Scary Tools for the Toolbox: Observations from the 2024 AI-Themed MNWE
L Horton
The 2024 MNWE Conference provided the perfect opportunity to reflect on a full academic year’s worth of focused concern for the impact of AI on college writing and for strategies around coping with it. I presented on the utility of the AI toolbox and its drawbacks at the 2024 Lake Superior Summit on the Teaching of Writing and English as a Second Language in February—a conference that has a somewhat different vibe.

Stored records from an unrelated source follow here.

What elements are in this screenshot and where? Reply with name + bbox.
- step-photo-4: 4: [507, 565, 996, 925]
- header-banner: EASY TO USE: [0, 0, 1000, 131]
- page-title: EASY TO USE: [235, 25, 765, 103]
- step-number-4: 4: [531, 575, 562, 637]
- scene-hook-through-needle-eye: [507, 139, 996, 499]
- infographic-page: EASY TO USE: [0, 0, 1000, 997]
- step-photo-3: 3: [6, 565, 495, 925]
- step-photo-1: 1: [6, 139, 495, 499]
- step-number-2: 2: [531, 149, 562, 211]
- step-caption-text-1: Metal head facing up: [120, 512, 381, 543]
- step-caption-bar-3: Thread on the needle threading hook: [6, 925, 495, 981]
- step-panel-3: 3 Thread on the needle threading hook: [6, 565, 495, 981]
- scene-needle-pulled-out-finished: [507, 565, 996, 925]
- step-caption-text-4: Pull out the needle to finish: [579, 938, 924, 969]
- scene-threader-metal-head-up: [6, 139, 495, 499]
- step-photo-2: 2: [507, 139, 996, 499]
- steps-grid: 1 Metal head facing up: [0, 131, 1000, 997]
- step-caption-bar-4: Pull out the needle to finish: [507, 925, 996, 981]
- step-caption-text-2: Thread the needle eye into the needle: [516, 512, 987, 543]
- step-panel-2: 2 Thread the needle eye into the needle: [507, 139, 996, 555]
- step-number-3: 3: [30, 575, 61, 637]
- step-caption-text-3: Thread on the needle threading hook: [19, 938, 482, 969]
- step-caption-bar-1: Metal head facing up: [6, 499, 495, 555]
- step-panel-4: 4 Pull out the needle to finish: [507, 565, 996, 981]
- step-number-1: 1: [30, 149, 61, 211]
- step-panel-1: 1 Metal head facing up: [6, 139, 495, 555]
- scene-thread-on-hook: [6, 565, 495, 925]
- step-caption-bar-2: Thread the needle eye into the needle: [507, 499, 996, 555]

First, my general attitude towards AI is skeptical and intensely critical. However, my impulse with this, as with any new technology, is to assess its potential as a useful tool and to try to determine what it is good at or what it is useless at. In its current form ChatGPT 3.5 and 4.0, since those are the versions I have experimented with, have some very limited potential utility, some moderately useful functions, and a great number of time-wasting, reputation-destroying traps for the inexperienced or unwary.
The mood at MNWE was different—in some ways more engaged and curious, but in some ways far more cynical or even paranoid. Some presenters were actively researching the kinds of questions I’m raising in this essay. Others were dismissive, suspicious, or wary of the technology. Some related that they had pivoted to hand-written-only assignments, and some refused even the idea of trying the tech themselves out of an (over-) abundance of caution. Possibly because of data scraping or identity theft—the concern was very genuine even if the feared result seemed a bit nebulous.
My colleagues at the Lake Superior Summit had a much more positive or optimistic view of the technology than I was prepared for. To the point that there were several discussions where I felt it necessary to actively raise concerns about proposed approaches. One presentation went so far as to suggest the chatbot as a useful starting point for research—which it categorically is NOT.
A large language model (LLM) can produce text based on a given prompt—the more specific the prompt the more targeted the produced text. However, as multiple anecdotes and several in-depth articles have explained, an LLM is not equipped to verify or fact-check because it was never designed to evaluate its training data. If asked for source suggestions on a project, it is equally likely to produce citations on outdated, unreliable, or completely fabricated references. At the same time, its citations will look entirely plausible because of what it was designed to do well—produce polished-looking text that adheres to a specific template and prompt. The question then becomes, who is responsible for fact-checking or verifying the veracity of materials and the time required to do that? The student? The instructor? Who is held responsible for errors, mistakes, or other issues? Clearly anyone but the developers of the technology (pending litigation notwithstanding).
Given this situation, how do we instruct students in this evolving environment?
First, it is clear that we need to do more experimentation ourselves with this technology. Try the kinds of searches or prompts that a student in our courses might try.[1] Do some adjustments to the prompt. Analyze the results considering a few factors: How much tweaking was needed before the chatbot could approximate a useful response? How close was the response to what could be an acceptable or passable assignment submission? How obvious was it that the prose was bot-generated? What kinds of telltales remained? How many were acceptable versus unacceptable?
Beyond giving the toolset a try, what implications do your results have for your assignments? Does the assignment invite genuine, personal reflection? Is the student asked to engage with the subject and share their own perspective or relate their direct experience on some level? If a chatbot can produce an acceptable response, perhaps consider adjusting the assignment.
What advice do you take away for your students? Might they use a bot to brainstorm around a particular topic? To generate talking points? To switch their own style from one register to another (code switching)? To see what the standard format for a particular kind of document might be? Determining potential use cases and recommending some of them can demystify LLM-based AI for your students and demonstrate your familiarity and confidence.
Discussion of the tech and its potential with my own students and with a recently graduated family member yielded some fascinating results. First, many students are still unaware of these tools—remember that not all of our students have equal access to or experience of technology. Second, many students value the idea of time-saving toolsets and are fully ready to use them if they can be relied upon. That said, they generally want to turn in quality work, and if the tools are not reliable (or if we can adequately articulate where they are or are not to be relied upon). They are no more eager to waste their time, money, and energy than we are.
The bottom line of these somewhat scattered observations is this: tools as such are morally neutral and innovation is cyclical. While it is clearly important to engage with and understand these developments, there is no need for fear. What is needed is communication and trust. Tell your students what your expectations and prohibitions are, explain why, and trust that the enormous ongoing investment they are making in their education will motivate them to diligently endeavor to learn what we have to teach.
[1] An ongoing project at UMN is actively pursuing this angle on the problem. No doubt similar studies are taking place at other institutions, but this official activity does not absolve individuals from our responsibility of direct action and better-informed understanding.